Department of Computer Science, University of Engineering and Technology, Lahore 54890, Pakistan.
Department of Computer Engineering, University of Engineering and Technology, Lahore 54890, Pakistan.
J Healthc Eng. 2022 Jan 25;2022:3449433. doi: 10.1155/2022/3449433. eCollection 2022.
In multiagent systems, social dilemmas often arise whenever there is a competition over the limited resources. The major challenge is to establish cooperation among intelligent virtual agents for solving the situations of social dilemmas. In humans, personality and emotions are the primary factors that lead them toward a cooperative environment. To make agents cooperate, they have to become more like humans, that is, believable. Therefore, we hypothesize that emotions according to the personality give birth to believability, and if believability is introduced into agents through emotions, it improves their survival rate in social dilemma situations. The existing researches have introduced different computational models to introduce emotions in virtual agents, but they lack emotions through neurotransmitters. We have proposed a neurotransmitters-based deep Q-learning computational model in multiagents that is a suitable choice for emotion modeling and, hence, believability. The proposed model regulates the agents' emotions by controlling the virtual neurotransmitters (dopamine and oxytocin) according to the agent's personality. The personality of the agent is introduced using OCEAN model. To evaluate the proposed system, we simulated a survival scenario with limited food resources in different experiments.
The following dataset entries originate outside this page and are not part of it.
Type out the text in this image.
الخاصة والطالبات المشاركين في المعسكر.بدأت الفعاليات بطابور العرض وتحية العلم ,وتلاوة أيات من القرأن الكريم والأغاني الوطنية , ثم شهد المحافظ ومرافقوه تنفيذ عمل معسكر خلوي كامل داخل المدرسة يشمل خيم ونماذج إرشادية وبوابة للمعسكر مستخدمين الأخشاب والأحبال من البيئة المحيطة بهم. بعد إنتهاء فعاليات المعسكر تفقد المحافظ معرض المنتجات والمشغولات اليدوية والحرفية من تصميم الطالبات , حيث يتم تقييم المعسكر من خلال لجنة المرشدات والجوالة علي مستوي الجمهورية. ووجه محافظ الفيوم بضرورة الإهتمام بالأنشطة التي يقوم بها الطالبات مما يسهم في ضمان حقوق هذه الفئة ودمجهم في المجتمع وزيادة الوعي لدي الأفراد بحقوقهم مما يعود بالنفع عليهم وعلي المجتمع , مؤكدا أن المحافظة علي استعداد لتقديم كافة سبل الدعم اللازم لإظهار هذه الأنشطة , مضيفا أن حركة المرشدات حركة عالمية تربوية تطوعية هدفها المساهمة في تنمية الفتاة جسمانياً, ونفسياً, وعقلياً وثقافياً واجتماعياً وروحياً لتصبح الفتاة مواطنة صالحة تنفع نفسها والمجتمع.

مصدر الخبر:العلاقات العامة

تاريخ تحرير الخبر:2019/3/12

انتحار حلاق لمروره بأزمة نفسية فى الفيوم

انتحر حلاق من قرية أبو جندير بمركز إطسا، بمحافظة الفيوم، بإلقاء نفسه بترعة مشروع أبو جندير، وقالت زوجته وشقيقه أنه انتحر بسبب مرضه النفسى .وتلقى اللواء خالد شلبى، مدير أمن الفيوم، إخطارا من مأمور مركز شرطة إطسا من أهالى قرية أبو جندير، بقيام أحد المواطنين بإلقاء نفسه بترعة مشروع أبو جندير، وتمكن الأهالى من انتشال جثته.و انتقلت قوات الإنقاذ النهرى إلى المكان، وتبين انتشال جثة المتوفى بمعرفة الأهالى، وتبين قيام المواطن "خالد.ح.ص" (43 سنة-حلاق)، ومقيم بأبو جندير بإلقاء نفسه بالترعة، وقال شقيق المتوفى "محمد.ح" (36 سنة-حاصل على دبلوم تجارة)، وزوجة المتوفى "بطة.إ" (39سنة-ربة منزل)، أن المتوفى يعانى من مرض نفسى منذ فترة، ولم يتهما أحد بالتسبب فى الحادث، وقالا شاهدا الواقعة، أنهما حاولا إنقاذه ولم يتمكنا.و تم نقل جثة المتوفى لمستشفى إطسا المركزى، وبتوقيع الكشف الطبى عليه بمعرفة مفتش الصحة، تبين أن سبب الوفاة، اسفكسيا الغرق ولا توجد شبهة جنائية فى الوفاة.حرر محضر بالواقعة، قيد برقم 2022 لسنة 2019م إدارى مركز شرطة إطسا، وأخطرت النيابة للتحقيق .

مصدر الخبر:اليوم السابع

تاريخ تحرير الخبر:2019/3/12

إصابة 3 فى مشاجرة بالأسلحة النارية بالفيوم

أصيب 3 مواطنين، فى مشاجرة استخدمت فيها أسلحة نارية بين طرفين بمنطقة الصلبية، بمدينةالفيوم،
These experiments vary the number of selfish agents (higher neuroticism personality trait) and the selfless agents (higher agreeableness personality trait). Experimental results show that by adding the selfless agents in the scenario, the agents develop cooperation, and their collective survival time increases. Thus, to resolve the social dilemma problems in virtual agents, we can make agents believable through the proposed neurotransmitter-based emotional model. This proposed work may help in developing nonplayer characters (NPCs) in games.
在多智能体系统中,当有限资源竞争时,经常会出现社会困境。主要的挑战是在智能虚拟代理之间建立合作关系,以解决社会困境的情况。在人类中,个性和情绪是导致他们走向合作环境的主要因素。为了使代理合作,他们必须变得更像人类,也就是说,更可信。因此,我们假设个性根据情绪产生可信度,如果通过情绪将可信度引入代理,它可以提高代理在社会困境情况下的生存率。现有的研究已经引入了不同的计算模型来为虚拟代理引入情绪,但它们缺乏通过神经递质引入的情绪。我们提出了一种基于神经递质的深度 Q 学习多智能体计算模型,这是一种适合情感建模和可信度的选择。所提出的模型通过根据代理的个性控制虚拟神经递质(多巴胺和催产素)来调节代理的情绪。代理的个性是通过使用 OCEAN 模型来引入的。为了评估所提出的系统,我们在不同的实验中模拟了一个有限食物资源的生存场景。这些实验改变了自私代理(更高的神经质人格特质)和无私代理(更高的宜人性人格特质)的数量。实验结果表明,通过在场景中添加无私代理,代理会发展合作,并且它们的集体生存时间会增加。因此,为了解决虚拟代理中的社会困境问题,我们可以通过所提出的基于神经递质的情感模型使代理变得可信。这项工作可以帮助开发游戏中的非玩家角色 (NPC)。